ECLI:NL:CRVB:2009:BJ9322
Centrale Raad van Beroep
- Hoger beroep
- M.A. Hoogeveen
- H.G. Rottier
- B.M. van Dun
- Rechtspraak.nl
Weigering van WW-uitkering wegens verwijtbare werkloosheid na verhuizing
In deze zaak heeft de Centrale Raad van Beroep op 23 september 2009 uitspraak gedaan in het hoger beroep van appellant, die zijn WW-uitkering had aangevraagd na beëindiging van zijn dienstverband als huismeester. Appellant was op 1 augustus 2000 in dienst getreden bij de Vereniging van eigenaars van een flatgebouw, met de verplichting om in de dienstwoning te wonen.
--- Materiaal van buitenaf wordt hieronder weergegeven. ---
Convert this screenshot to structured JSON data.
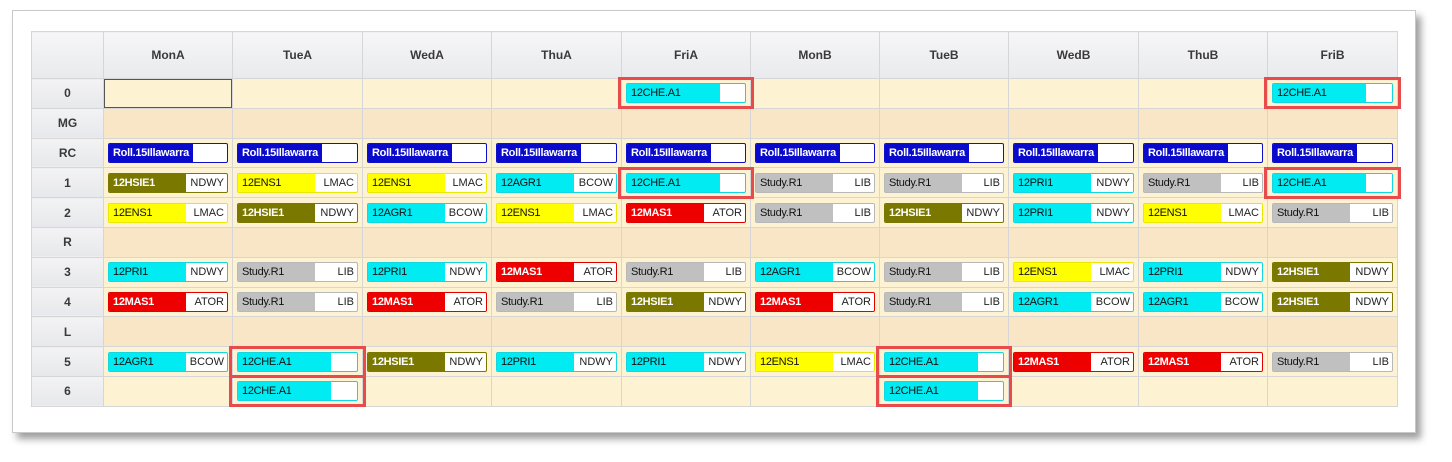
{
  "days": [
    "MonA",
    "TueA",
    "WedA",
    "ThuA",
    "FriA",
    "MonB",
    "TueB",
    "WedB",
    "ThuB",
    "FriB"
  ],
  "periods": [
    {
      "label": "0",
      "break": false,
      "cells": [
        null,
        null,
        null,
        null,
        {
          "name": "12CHE.A1",
          "room": "",
          "kind": "che"
        },
        null,
        null,
        null,
        null,
        {
          "name": "12CHE.A1",
          "room": "",
          "kind": "che"
        }
      ]
    },
    {
      "label": "MG",
      "break": true,
      "cells": [
        null,
        null,
        null,
        null,
        null,
        null,
        null,
        null,
        null,
        null
      ]
    },
    {
      "label": "RC",
      "break": false,
      "cells": [
        {
          "name": "Roll.15Illawarra",
          "room": "",
          "kind": "roll"
        },
        {
          "name": "Roll.15Illawarra",
          "room": "",
          "kind": "roll"
        },
        {
          "name": "Roll.15Illawarra",
          "room": "",
          "kind": "roll"
        },
        {
          "name": "Roll.15Illawarra",
          "room": "",
          "kind": "roll"
        },
        {
          "name": "Roll.15Illawarra",
          "room": "",
          "kind": "roll"
        },
        {
          "name": "Roll.15Illawarra",
          "room": "",
          "kind": "roll"
        },
        {
          "name": "Roll.15Illawarra",
          "room": "",
          "kind": "roll"
        },
        {
          "name": "Roll.15Illawarra",
          "room": "",
          "kind": "roll"
        },
        {
          "name": "Roll.15Illawarra",
          "room": "",
          "kind": "roll"
        },
        {
          "name": "Roll.15Illawarra",
          "room": "",
          "kind": "roll"
        }
      ]
    },
    {
      "label": "1",
      "break": false,
      "cells": [
        {
          "name": "12HSIE1",
          "room": "NDWY",
          "kind": "hsie"
        },
        {
          "name": "12ENS1",
          "room": "LMAC",
          "kind": "ens"
        },
        {
          "name": "12ENS1",
          "room": "LMAC",
          "kind": "ens"
        },
        {
          "name": "12AGR1",
          "room": "BCOW",
          "kind": "agr"
        },
        {
          "name": "12CHE.A1",
          "room": "",
          "kind": "che"
        },
        {
          "name": "Study.R1",
          "room": "LIB",
          "kind": "study"
        },
        {
          "name": "Study.R1",
          "room": "LIB",
          "kind": "study"
        },
        {
          "name": "12PRI1",
          "room": "NDWY",
          "kind": "pri"
        },
        {
          "name": "Study.R1",
          "room": "LIB",
          "kind": "study"
        },
        {
          "name": "12CHE.A1",
          "room": "",
          "kind": "che"
        }
      ]
    },
    {
      "label": "2",
      "break": false,
      "cells": [
        {
          "name": "12ENS1",
          "room": "LMAC",
          "kind": "ens"
        },
        {
          "name": "12HSIE1",
          "room": "NDWY",
          "kind": "hsie"
        },
        {
          "name": "12AGR1",
          "room": "BCOW",
          "kind": "agr"
        },
        {
          "name": "12ENS1",
          "room": "LMAC",
          "kind": "ens"
        },
        {
          "name": "12MAS1",
          "room": "ATOR",
          "kind": "mas"
        },
        {
          "name": "Study.R1",
          "room": "LIB",
          "kind": "study"
        },
        {
          "name": "12HSIE1",
          "room": "NDWY",
          "kind": "hsie"
        },
        {
          "name": "12PRI1",
          "room": "NDWY",
          "kind": "pri"
        },
        {
          "name": "12ENS1",
          "room": "LMAC",
          "kind": "ens"
        },
        {
          "name": "Study.R1",
          "room": "LIB",
          "kind": "study"
        }
      ]
    },
    {
      "label": "R",
      "break": true,
      "cells": [
        null,
        null,
        null,
        null,
        null,
        null,
        null,
        null,
        null,
        null
      ]
    },
    {
      "label": "3",
      "break": false,
      "cells": [
        {
          "name": "12PRI1",
          "room": "NDWY",
          "kind": "pri"
        },
        {
          "name": "Study.R1",
          "room": "LIB",
          "kind": "study"
        },
        {
          "name": "12PRI1",
          "room": "NDWY",
          "kind": "pri"
        },
        {
          "name": "12MAS1",
          "room": "ATOR",
          "kind": "mas"
        },
        {
          "name": "Study.R1",
          "room": "LIB",
          "kind": "study"
        },
        {
          "name": "12AGR1",
          "room": "BCOW",
          "kind": "agr"
        },
        {
          "name": "Study.R1",
          "room": "LIB",
          "kind": "study"
        },
        {
          "name": "12ENS1",
          "room": "LMAC",
          "kind": "ens"
        },
        {
          "name": "12PRI1",
          "room": "NDWY",
          "kind": "pri"
        },
        {
          "name": "12HSIE1",
          "room": "NDWY",
          "kind": "hsie"
        }
      ]
    },
    {
      "label": "4",
      "break": false,
      "cells": [
        {
          "name": "12MAS1",
          "room": "ATOR",
          "kind": "mas"
        },
        {
          "name": "Study.R1",
          "room": "LIB",
          "kind": "study"
        },
        {
          "name": "12MAS1",
          "room": "ATOR",
          "kind": "mas"
        },
        {
          "name": "Study.R1",
          "room": "LIB",
          "kind": "study"
        },
        {
          "name": "12HSIE1",
          "room": "NDWY",
          "kind": "hsie"
        },
        {
          "name": "12MAS1",
          "room": "ATOR",
          "kind": "mas"
        },
        {
          "name": "Study.R1",
          "room": "LIB",
          "kind": "study"
        },
        {
          "name": "12AGR1",
          "room": "BCOW",
          "kind": "agr"
        },
        {
          "name": "12AGR1",
          "room": "BCOW",
          "kind": "agr"
        },
        {
          "name": "12HSIE1",
          "room": "NDWY",
          "kind": "hsie"
        }
      ]
    },
    {
      "label": "L",
      "break": true,
      "cells": [
        null,
        null,
        null,
        null,
        null,
        null,
        null,
        null,
        null,
        null
      ]
    },
    {
      "label": "5",
      "break": false,
      "cells": [
        {
          "name": "12AGR1",
          "room": "BCOW",
          "kind": "agr"
        },
        {
          "name": "12CHE.A1",
          "room": "",
          "kind": "che"
        },
        {
          "name": "12HSIE1",
          "room": "NDWY",
          "kind": "hsie"
        },
        {
          "name": "12PRI1",
          "room": "NDWY",
          "kind": "pri"
        },
        {
          "name": "12PRI1",
          "room": "NDWY",
          "kind": "pri"
        },
        {
          "name": "12ENS1",
          "room": "LMAC",
          "kind": "ens"
        },
        {
          "name": "12CHE.A1",
          "room": "",
          "kind": "che"
        },
        {
          "name": "12MAS1",
          "room": "ATOR",
          "kind": "mas"
        },
        {
          "name": "12MAS1",
          "room": "ATOR",
          "kind": "mas"
        },
        {
          "name": "Study.R1",
          "room": "LIB",
          "kind": "study"
        }
      ]
    },
    {
      "label": "6",
      "break": false,
      "cells": [
        null,
        {
          "name": "12CHE.A1",
          "room": "",
          "kind": "che"
        },
        null,
        null,
        null,
        null,
        {
          "name": "12CHE.A1",
          "room": "",
          "kind": "che"
        },
        null,
        null,
        null
      ]
    }
  ],
  "colors": {
    "highlight": "#e84b4b",
    "roll": "#0a0acc",
    "che": "#00ebf2",
    "hsie": "#7b7800",
    "ens": "#ffff00",
    "mas": "#ee0000",
    "study": "#c0c0c0",
    "cell_bg": "#fdf3d2",
    "break_bg": "#f9e6c6"
  }
}
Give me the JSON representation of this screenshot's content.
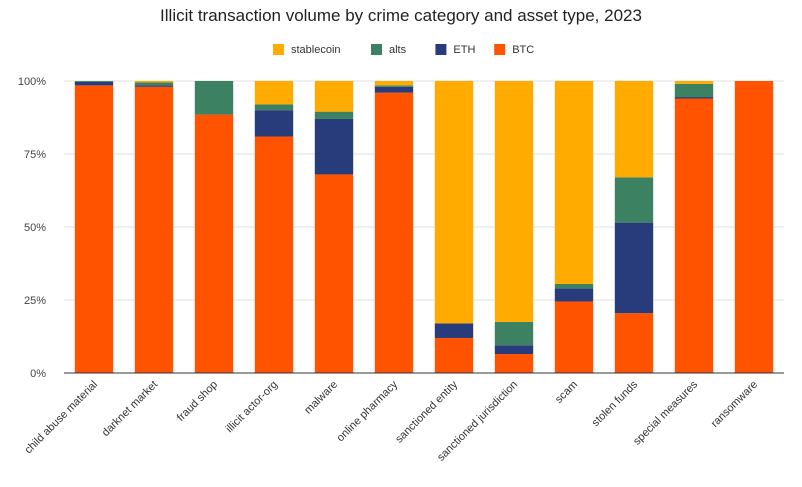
{
  "chart_data": {
    "type": "bar",
    "stacked": true,
    "percent": true,
    "title": "Illicit transaction volume by crime category and asset type, 2023",
    "xlabel": "",
    "ylabel": "",
    "ylim": [
      0,
      100
    ],
    "yticks": [
      "0%",
      "25%",
      "50%",
      "75%",
      "100%"
    ],
    "grid": true,
    "legend_position": "top",
    "categories": [
      "child abuse material",
      "darknet market",
      "fraud shop",
      "illicit actor-org",
      "malware",
      "online pharmacy",
      "sanctioned entity",
      "sanctioned jurisdiction",
      "scam",
      "stolen funds",
      "special measures",
      "ransomware"
    ],
    "series": [
      {
        "name": "BTC",
        "color": "#ff5300",
        "values": [
          98.5,
          98,
          88.5,
          81,
          68,
          96,
          12,
          6.5,
          24.5,
          20.5,
          94,
          100
        ]
      },
      {
        "name": "ETH",
        "color": "#283b7a",
        "values": [
          1.2,
          0.5,
          0,
          9,
          19,
          2,
          5,
          3,
          4.5,
          31,
          0.5,
          0
        ]
      },
      {
        "name": "alts",
        "color": "#3d8163",
        "values": [
          0.3,
          1,
          11.5,
          2,
          2.5,
          0.5,
          0,
          8,
          1.5,
          15.5,
          4.5,
          0
        ]
      },
      {
        "name": "stablecoin",
        "color": "#ffab00",
        "values": [
          0,
          0.5,
          0,
          8,
          10.5,
          1.5,
          83,
          82.5,
          69.5,
          33,
          1,
          0
        ]
      }
    ],
    "legend_order": [
      "stablecoin",
      "alts",
      "ETH",
      "BTC"
    ]
  }
}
Na een afwijzing van zijn verzoek om buiten het gebouw te mogen wonen, heeft appellant in 2005 toch besloten te verhuizen. Dit leidde tot de ontbinding van zijn arbeidsovereenkomst per 1 juni 2006 door de kantonrechter, met een vergoeding voor appellant.
Het Uitvoeringsinstituut werknemersverzekeringen (Uwv) weigerde vervolgens de WW-uitkering met ingang van 1 juni 2006, omdat appellant verwijtbaar werkloos was geworden. Het bezwaar van appellant tegen deze beslissing werd door het Uwv ongegrond verklaard. De rechtbank heeft het beroep van appellant tegen deze beslissing ook ongegrond verklaard.
De Centrale Raad van Beroep heeft in zijn overwegingen vastgesteld dat appellant geen klemmende omstandigheden heeft aangevoerd die de verhuizing noodzakelijk maakten. De Raad oordeelde dat appellant er rekening mee had moeten houden dat zijn dienstverband zou eindigen door de verhuizing. De Raad bevestigde de uitspraak van de rechtbank en oordeelde dat er geen termen aanwezig waren voor een proceskostenveroordeling. De uitspraak werd openbaar uitgesproken op 23 september 2009.